Чубатые кисточки и деревянные линейки. Линейки длинные и скучные. Поглядишь на них — зевать хочется.
А как было бы хорошо, если бы возле Кати сидела сейчас мама! Не такая, как всегда, а другая — какой запомнила ее Катя у своей постели, когда недавно тяжело переболела ангиной.
Мама была тогда совсем мягкой, открытой, с обыкновенными, остаревшими глазами, готовая по малейшему Катиному слову или движению обтереть влажным полотенцем лоб, перевернуть подушку с нагретой стороны на прохладную, или вот так просто сидеть и сидеть возле Кати в давнишнем, ненадушенном платье, позабыв обо всех в доме.
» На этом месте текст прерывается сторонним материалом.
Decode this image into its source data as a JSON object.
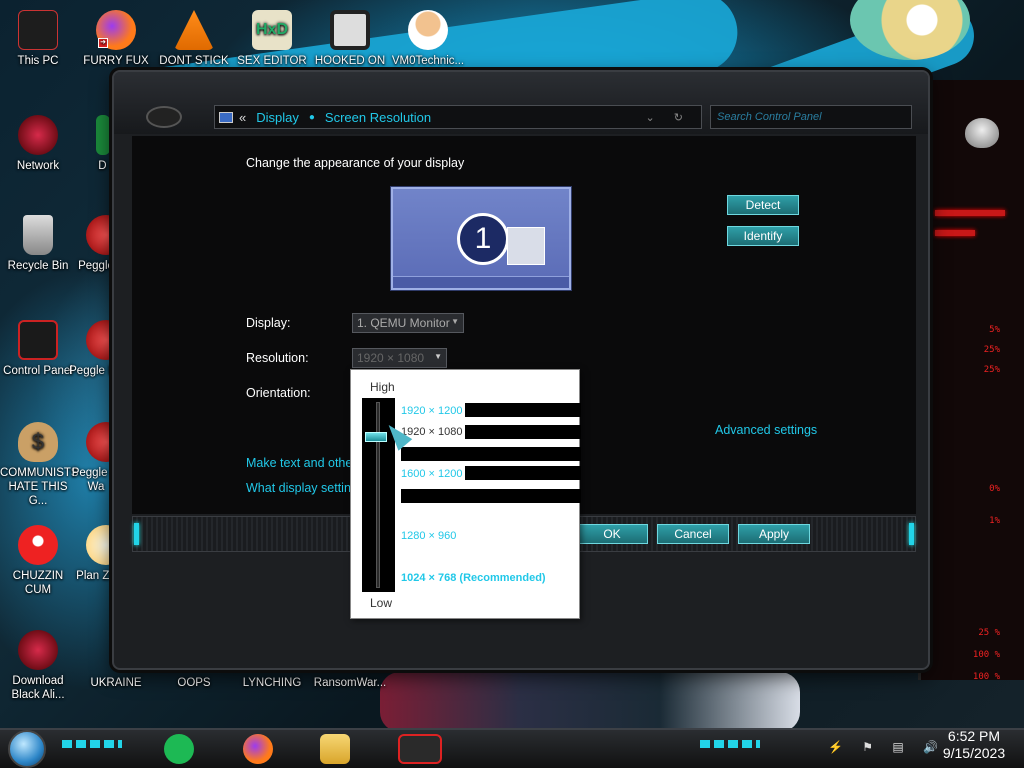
{
  "desktop": {
    "icons": [
      {
        "label": "This PC",
        "icon": "this-pc-icon"
      },
      {
        "label": "FURRY FUX",
        "icon": "firefox-icon"
      },
      {
        "label": "DONT STICK",
        "icon": "vlc-cone-icon"
      },
      {
        "label": "SEX EDITOR",
        "icon": "hxd-editor-icon"
      },
      {
        "label": "HOOKED ON",
        "icon": "game-icon"
      },
      {
        "label": "VM0Technic...",
        "icon": "doctor-icon"
      },
      {
        "label": "Network",
        "icon": "alien-network-icon"
      },
      {
        "label": "D DUM",
        "icon": "app-icon"
      },
      {
        "label": "Recycle Bin",
        "icon": "recycle-bin-icon"
      },
      {
        "label": "Peggle",
        "icon": "peggle-icon"
      },
      {
        "label": "Control Panel",
        "icon": "control-panel-icon"
      },
      {
        "label": "Peggle De",
        "icon": "peggle-icon"
      },
      {
        "label": "COMMUNISTS HATE THIS G...",
        "icon": "money-bag-icon"
      },
      {
        "label": "Peggle of Wa",
        "icon": "peggle-icon"
      },
      {
        "label": "CHUZZIN CUM",
        "icon": "chuzzle-icon"
      },
      {
        "label": "Plan Zo",
        "icon": "plants-zombies-icon"
      },
      {
        "label": "Download Black Ali...",
        "icon": "alien-download-icon"
      },
      {
        "label": "UKRAINE",
        "icon": "shortcut-icon"
      },
      {
        "label": "OOPS",
        "icon": "shortcut-icon"
      },
      {
        "label": "LYNCHING",
        "icon": "shortcut-icon"
      },
      {
        "label": "RansomWar...",
        "icon": "shortcut-icon"
      }
    ]
  },
  "right_panel": {
    "readouts": [
      "5%",
      "25%",
      "25%",
      "0%",
      "1%",
      "25 %",
      "100 %",
      "100 %"
    ]
  },
  "window": {
    "address": {
      "back": "«",
      "crumb1": "Display",
      "crumb2": "Screen Resolution"
    },
    "search_placeholder": "Search Control Panel",
    "heading": "Change the appearance of your display",
    "monitor_number": "1",
    "detect_label": "Detect",
    "identify_label": "Identify",
    "display_label": "Display:",
    "display_value": "1. QEMU Monitor",
    "resolution_label": "Resolution:",
    "resolution_value": "1920 × 1080",
    "orientation_label": "Orientation:",
    "advanced_link": "Advanced settings",
    "link_text_size": "Make text and other",
    "link_settings": "What display setting",
    "ok_label": "OK",
    "cancel_label": "Cancel",
    "apply_label": "Apply"
  },
  "resolution_dropdown": {
    "high_label": "High",
    "low_label": "Low",
    "options": [
      "1920 × 1200",
      "1920 × 1080",
      "1600 × 1200",
      "1280 × 960",
      "1024 × 768 (Recommended)"
    ],
    "selected": "1920 × 1080",
    "slider_level": 0.17
  },
  "taskbar": {
    "apps": [
      "spotify-icon",
      "firefox-icon",
      "file-explorer-icon",
      "alien-app-icon"
    ],
    "time": "6:52 PM",
    "date": "9/15/2023"
  },
  "colors": {
    "accent": "#21c8e8",
    "window_bg": "#0a0a0b",
    "alert_red": "#c81818"
  }
}
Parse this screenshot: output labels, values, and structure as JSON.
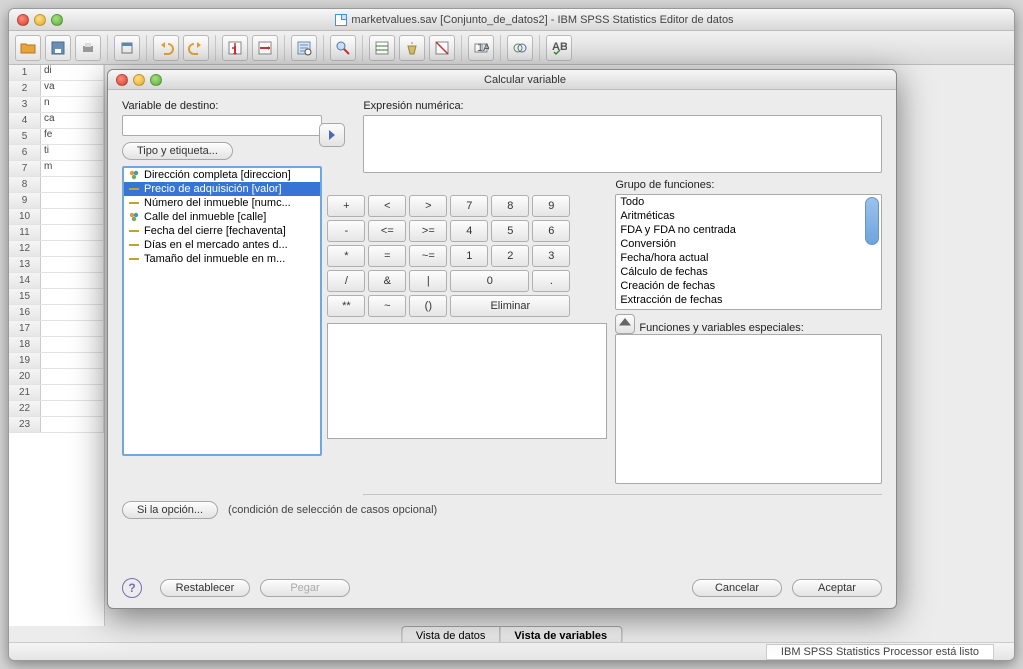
{
  "main_window": {
    "title": "marketvalues.sav [Conjunto_de_datos2] - IBM SPSS Statistics Editor de datos"
  },
  "grid": {
    "rows": [
      {
        "n": "1",
        "v": "di"
      },
      {
        "n": "2",
        "v": "va"
      },
      {
        "n": "3",
        "v": "n"
      },
      {
        "n": "4",
        "v": "ca"
      },
      {
        "n": "5",
        "v": "fe"
      },
      {
        "n": "6",
        "v": "ti"
      },
      {
        "n": "7",
        "v": "m"
      },
      {
        "n": "8",
        "v": ""
      },
      {
        "n": "9",
        "v": ""
      },
      {
        "n": "10",
        "v": ""
      },
      {
        "n": "11",
        "v": ""
      },
      {
        "n": "12",
        "v": ""
      },
      {
        "n": "13",
        "v": ""
      },
      {
        "n": "14",
        "v": ""
      },
      {
        "n": "15",
        "v": ""
      },
      {
        "n": "16",
        "v": ""
      },
      {
        "n": "17",
        "v": ""
      },
      {
        "n": "18",
        "v": ""
      },
      {
        "n": "19",
        "v": ""
      },
      {
        "n": "20",
        "v": ""
      },
      {
        "n": "21",
        "v": ""
      },
      {
        "n": "22",
        "v": ""
      },
      {
        "n": "23",
        "v": ""
      }
    ]
  },
  "view_tabs": {
    "data": "Vista de datos",
    "vars": "Vista de variables"
  },
  "status": "IBM SPSS Statistics Processor está listo",
  "dialog": {
    "title": "Calcular variable",
    "target_label": "Variable de destino:",
    "type_label_btn": "Tipo y etiqueta...",
    "expr_label": "Expresión numérica:",
    "equals": "=",
    "vars": [
      {
        "label": "Dirección completa [direccion]",
        "icon": "nominal",
        "selected": false
      },
      {
        "label": "Precio de adquisición [valor]",
        "icon": "scale",
        "selected": true
      },
      {
        "label": "Número del inmueble [numc...",
        "icon": "scale",
        "selected": false
      },
      {
        "label": "Calle del inmueble [calle]",
        "icon": "nominal",
        "selected": false
      },
      {
        "label": "Fecha del cierre [fechaventa]",
        "icon": "scale",
        "selected": false
      },
      {
        "label": "Días en el mercado antes d...",
        "icon": "scale",
        "selected": false
      },
      {
        "label": "Tamaño del inmueble en m...",
        "icon": "scale",
        "selected": false
      }
    ],
    "keypad": {
      "r1": [
        "+",
        "<",
        ">",
        "7",
        "8",
        "9"
      ],
      "r2": [
        "-",
        "<=",
        ">=",
        "4",
        "5",
        "6"
      ],
      "r3": [
        "*",
        "=",
        "~=",
        "1",
        "2",
        "3"
      ],
      "r4": [
        "/",
        "&",
        "|",
        "0",
        "."
      ],
      "r5": [
        "**",
        "~",
        "()",
        "Eliminar"
      ]
    },
    "func_group_label": "Grupo de funciones:",
    "func_groups": [
      "Todo",
      "Aritméticas",
      "FDA y FDA no centrada",
      "Conversión",
      "Fecha/hora actual",
      "Cálculo de fechas",
      "Creación de fechas",
      "Extracción de fechas"
    ],
    "special_label": "Funciones y variables especiales:",
    "condition_btn": "Si la opción...",
    "condition_text": "(condición de selección de casos opcional)",
    "footer": {
      "reset": "Restablecer",
      "paste": "Pegar",
      "cancel": "Cancelar",
      "ok": "Aceptar"
    }
  }
}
Да, хорошо болеть, но только не сильно, а чуть-чуть, чтобы мама была рядом. Протянешь руку — и можно потрогать ее волосы, руки, платье. И никто не мешает быть вдвоем: ни Лариса, ни Витоша, ни Ванда Егоровна.
В квартире по-прежнему было покойно. Слышались дальние гудки заводов. В ванной комнате иногда сердито бормотал кран. От кресла приятно пахло старой кожей, исходило дремотное тепло.
Катя и сама не заметила, как уснула. Она еще не окрепла после ангины.
Проспала Катя недолго. Проснулась оттого, что сделалось жарко.
Открыла ресницы и так испугалась, что тут же закрыла: Катя была укрыта отцовской шерстяной курткой, а сам отец сидел за столом и что-то подчеркивал в книге красным карандашом. Шторы на окне были приспущены.
Значит, папа неожиданно вернулся из конструкторского бюро и отпер двери своим ключом.